December 6 is the National Day of Remembrance and Action on Violence against Women. On this day we remember and mourn the loss of 14 women, murdered at Montréal's École Polytechnique, murdered because they were women.
We remember the 14 lives lost. And there are other numbers to remember:
- Every minute of every day, a woman or child is being sexually assaulted in Canada
- Homicide is the Number 1 killer of women in the workplace
- More than 582 missing and murdered Aboriginal women
- Women with disabilities are 1.5 to 10 times as likely to be abused as non-disabled women, depending on whether they live in the community or in institutions.
- Each week, 1 to 2 women are murdered by a current or former partner
- Up to 360,000 children in Canada are exposed to domestic violence every year
- Physical and sexual abuse costs Canada over $4 billion each year
It is easy to feel hopeless in the face of such stark statistics. However, even the smallest actions by an individual in his or her workplace can make a difference.
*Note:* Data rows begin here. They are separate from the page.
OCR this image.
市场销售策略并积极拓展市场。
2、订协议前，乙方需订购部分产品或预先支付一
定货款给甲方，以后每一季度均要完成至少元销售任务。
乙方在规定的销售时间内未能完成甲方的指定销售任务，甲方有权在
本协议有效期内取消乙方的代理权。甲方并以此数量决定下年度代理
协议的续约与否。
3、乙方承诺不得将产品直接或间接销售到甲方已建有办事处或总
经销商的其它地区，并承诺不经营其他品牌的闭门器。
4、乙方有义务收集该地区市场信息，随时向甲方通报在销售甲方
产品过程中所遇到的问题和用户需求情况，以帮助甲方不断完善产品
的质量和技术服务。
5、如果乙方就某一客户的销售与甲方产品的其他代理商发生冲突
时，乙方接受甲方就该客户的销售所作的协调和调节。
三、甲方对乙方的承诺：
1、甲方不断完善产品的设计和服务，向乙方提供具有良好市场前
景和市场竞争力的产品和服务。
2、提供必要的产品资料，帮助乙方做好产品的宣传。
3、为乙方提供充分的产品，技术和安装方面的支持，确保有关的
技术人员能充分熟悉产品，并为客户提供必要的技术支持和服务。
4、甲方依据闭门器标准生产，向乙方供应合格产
December 6 is the day when we make the lives of these women – of all women and children touched by violence - count.
We make a difference when we speak out against bullying, harassment and discrimination of any kind.
We make a difference when unions raise the issue of violence at the bargaining table, or advocate for effective workplace violence legislation.
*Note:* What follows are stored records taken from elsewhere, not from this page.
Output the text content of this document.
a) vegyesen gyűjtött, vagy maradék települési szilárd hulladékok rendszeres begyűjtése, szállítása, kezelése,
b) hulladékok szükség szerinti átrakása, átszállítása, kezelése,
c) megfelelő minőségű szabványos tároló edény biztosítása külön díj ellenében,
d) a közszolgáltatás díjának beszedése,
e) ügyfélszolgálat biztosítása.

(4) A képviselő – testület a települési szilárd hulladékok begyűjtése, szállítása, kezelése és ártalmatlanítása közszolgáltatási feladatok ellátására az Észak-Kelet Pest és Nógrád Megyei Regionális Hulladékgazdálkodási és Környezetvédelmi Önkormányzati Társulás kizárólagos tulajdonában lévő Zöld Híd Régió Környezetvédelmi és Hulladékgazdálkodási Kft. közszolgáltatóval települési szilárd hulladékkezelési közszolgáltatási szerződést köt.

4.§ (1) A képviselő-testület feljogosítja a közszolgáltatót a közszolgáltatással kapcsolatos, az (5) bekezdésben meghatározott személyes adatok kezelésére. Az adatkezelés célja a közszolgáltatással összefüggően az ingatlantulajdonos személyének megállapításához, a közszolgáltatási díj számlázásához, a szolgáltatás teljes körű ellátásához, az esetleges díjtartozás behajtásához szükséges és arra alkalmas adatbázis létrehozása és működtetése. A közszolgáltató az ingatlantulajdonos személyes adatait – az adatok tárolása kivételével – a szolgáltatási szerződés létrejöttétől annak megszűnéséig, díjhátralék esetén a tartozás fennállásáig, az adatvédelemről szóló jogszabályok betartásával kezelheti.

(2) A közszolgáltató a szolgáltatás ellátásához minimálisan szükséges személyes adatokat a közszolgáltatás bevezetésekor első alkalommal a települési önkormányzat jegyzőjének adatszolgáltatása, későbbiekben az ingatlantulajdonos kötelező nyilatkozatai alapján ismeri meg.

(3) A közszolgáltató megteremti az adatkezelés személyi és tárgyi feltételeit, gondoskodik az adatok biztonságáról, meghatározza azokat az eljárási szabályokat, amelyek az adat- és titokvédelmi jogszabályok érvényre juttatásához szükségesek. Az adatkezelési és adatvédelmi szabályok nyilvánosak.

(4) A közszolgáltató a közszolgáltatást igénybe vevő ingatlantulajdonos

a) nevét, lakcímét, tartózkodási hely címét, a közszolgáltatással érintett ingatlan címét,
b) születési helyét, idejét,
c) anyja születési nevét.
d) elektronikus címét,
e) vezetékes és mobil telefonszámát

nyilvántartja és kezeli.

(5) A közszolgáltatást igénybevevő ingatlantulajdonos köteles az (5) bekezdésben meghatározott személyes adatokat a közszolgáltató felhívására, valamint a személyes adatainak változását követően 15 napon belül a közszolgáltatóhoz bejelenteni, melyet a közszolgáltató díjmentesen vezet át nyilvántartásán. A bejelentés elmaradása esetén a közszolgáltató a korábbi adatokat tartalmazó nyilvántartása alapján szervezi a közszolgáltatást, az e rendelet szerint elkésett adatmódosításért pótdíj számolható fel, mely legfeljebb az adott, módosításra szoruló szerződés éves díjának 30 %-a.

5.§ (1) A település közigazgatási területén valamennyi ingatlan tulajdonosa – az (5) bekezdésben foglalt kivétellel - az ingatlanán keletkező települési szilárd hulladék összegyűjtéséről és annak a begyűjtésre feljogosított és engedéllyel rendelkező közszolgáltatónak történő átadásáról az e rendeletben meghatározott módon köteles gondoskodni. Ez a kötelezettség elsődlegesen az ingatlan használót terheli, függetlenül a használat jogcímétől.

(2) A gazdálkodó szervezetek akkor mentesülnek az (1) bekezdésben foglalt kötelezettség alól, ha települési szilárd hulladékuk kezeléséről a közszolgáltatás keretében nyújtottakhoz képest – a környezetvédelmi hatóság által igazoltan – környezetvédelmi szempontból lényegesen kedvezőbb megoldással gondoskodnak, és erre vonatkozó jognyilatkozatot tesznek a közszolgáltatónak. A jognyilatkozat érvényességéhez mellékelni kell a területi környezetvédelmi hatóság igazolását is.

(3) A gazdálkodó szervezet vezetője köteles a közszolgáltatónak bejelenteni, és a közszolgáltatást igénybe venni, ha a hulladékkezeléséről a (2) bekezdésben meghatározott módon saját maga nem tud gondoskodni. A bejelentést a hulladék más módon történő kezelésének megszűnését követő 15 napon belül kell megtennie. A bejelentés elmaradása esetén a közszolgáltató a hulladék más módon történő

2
We make a difference when we raise strong, compassionate children.
We make a difference when we fight for women's equality and economic security.
Each year, the Canadian Labour Congress challenges workers to Make Women's Lives Count by taking action in memory of the 14 women murdered on December 6.
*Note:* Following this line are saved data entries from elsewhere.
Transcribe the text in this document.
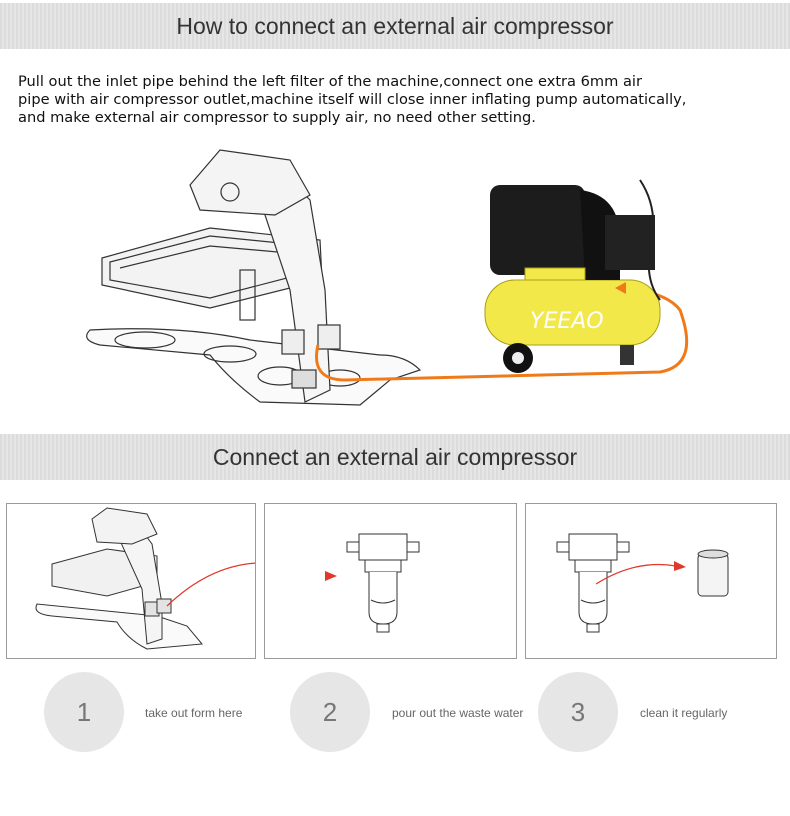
How to connect an external air compressor
Pull out the inlet pipe behind the left filter of the machine,connect one extra 6mm air
pipe with air compressor outlet,machine itself will close inner inflating pump automatically,
and make external air compressor to supply air, no need other setting.
YEEAO
Connect an external air compressor
1	take out form here	2	pour out the waste water	3	clean it regularly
The Coalition for Gun Control is also speaking out, drawing attention to the shameful way the Conservative government has begun dismantling Canada's gun control laws piece by piece over the past year, including scrapping the long gun registry. When women are killed by their spouse using a gun, it is a long gun in 72% of cases. Since 1991, when controls on all firearms were first introduced, spousal homicides with rifles and shotguns decreased by 69%. A survey in Alberta's shelters in 2010 found 37% of women reported they had been threatened with a gun.
Despite the demonstrated effectiveness of gun control legislation, the Harper government is quietly making many significant changes in the belief that Canadians won't notice and opposition and provincial politicians, with the exception of Quebec, do not care or have the power to stop them. Visit the Coalition for Gun Control's website to see how you can take action on this issue.
Other community grouups also come together at December 6 to speak out against violence against women. The YWCA's Rose Campaign, for example, encourages Canadians to send a message to their MPs, to speak out against negative media portrayals of women and girls, promote women's economic and political equality, and to speak up against violence in their communities.